Guillaume Bastille

Guillaume Bastille, le gentleman

Joint chez lui après les malheurs de l'équipe canadienne de courte piste jeudi à Sotchi, Guillaume Bastille, qui avait vu François Hamelin lui être préféré comme dernier patineur dans l'équipe olympique, a parlé en vrai gentleman.
«C'est vraiment triste», a lancé le patineur originaire de Rivière-du-Loup. «Ils ont pratiqué toute l'année au cas où il y aurait une chute, mais ils n'ont pas réussi [à sauver la mise].»
Ironiquement, François Hamelin, frère de Charles, avait été préféré à Bastille surtout pour son expertise au relais. Le plus jeune des deux Hamelin termine ainsi ses Olympiques sur cette coûteuse chute. Après une neuvième place au 1500 m, il n'aura pas été en mesure de prouver ce qu'il vaut.

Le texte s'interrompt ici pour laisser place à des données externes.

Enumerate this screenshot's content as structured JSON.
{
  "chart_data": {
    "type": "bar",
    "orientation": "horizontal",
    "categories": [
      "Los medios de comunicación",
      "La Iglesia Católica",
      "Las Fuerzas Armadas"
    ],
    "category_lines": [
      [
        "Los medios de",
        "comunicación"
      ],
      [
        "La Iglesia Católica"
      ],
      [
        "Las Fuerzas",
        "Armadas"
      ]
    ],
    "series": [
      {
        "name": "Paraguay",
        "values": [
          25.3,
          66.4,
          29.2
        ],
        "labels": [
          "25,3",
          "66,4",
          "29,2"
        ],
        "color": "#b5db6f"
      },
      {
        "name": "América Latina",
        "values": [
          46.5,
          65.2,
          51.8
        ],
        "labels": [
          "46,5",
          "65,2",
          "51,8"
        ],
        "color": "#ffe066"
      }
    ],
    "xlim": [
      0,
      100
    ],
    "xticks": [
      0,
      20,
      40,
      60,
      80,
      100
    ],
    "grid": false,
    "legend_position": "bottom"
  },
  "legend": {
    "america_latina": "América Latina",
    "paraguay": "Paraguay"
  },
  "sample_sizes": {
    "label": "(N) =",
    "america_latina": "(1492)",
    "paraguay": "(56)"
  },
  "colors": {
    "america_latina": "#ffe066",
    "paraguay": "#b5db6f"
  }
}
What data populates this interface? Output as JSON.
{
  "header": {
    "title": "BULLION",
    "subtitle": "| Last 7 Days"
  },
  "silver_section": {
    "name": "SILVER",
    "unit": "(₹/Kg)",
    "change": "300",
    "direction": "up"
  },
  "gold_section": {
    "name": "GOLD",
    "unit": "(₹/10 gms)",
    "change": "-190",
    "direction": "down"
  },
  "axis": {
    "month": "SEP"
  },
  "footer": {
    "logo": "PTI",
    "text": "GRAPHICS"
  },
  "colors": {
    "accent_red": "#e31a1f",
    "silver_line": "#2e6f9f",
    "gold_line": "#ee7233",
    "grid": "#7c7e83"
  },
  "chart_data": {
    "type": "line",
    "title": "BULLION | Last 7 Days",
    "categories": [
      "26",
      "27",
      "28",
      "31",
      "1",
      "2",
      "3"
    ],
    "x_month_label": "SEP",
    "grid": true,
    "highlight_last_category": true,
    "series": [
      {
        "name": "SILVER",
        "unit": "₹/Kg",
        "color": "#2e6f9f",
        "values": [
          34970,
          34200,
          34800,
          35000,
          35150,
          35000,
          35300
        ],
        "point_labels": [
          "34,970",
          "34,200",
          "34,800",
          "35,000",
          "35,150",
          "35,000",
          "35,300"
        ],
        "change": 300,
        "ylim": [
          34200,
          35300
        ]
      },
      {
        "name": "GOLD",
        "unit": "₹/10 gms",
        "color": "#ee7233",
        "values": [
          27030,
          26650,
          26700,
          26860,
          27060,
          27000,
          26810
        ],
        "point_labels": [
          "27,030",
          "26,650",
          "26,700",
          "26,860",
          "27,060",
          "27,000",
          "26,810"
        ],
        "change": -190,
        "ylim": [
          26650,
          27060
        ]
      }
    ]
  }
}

Rappelons qu'un arbitre du Centre de règlements des différends sportifs du Canada a demandé, en décembre, à Patinage de vitesse Canada (PVC) d'expliquer sa sélection, après que Bastille, médaillé d'or du relais à Vancouver en 2010, eut porté la cause en appel. L'arbitre avait alors confirmé les arguments du patineur voulant que PVC n'ait pas suivi ses propres règles dans la nomination de son choix discrétionnaire, dernier patineur invité à se joindre à l'équipe olympique. Tout au long du processus d'appel, Yves Hamelin, directeur du programme courte piste et père de François et de Charles, a affirmé s'être retiré de la table de décision.
Après la contre-performance de jeudi, Bastille a indiqué sur sa page Facebook que le processus de sélection pouvait être critiqué, mais a demandé de ne pas diriger d'attaques directement envers un athlète. «Il s'est retrouvé dans une situation difficile, même si la décision lui octroyait une place sur l'équipe olympique à mon détriment», a-t-il souligné à propos de François Hamelin.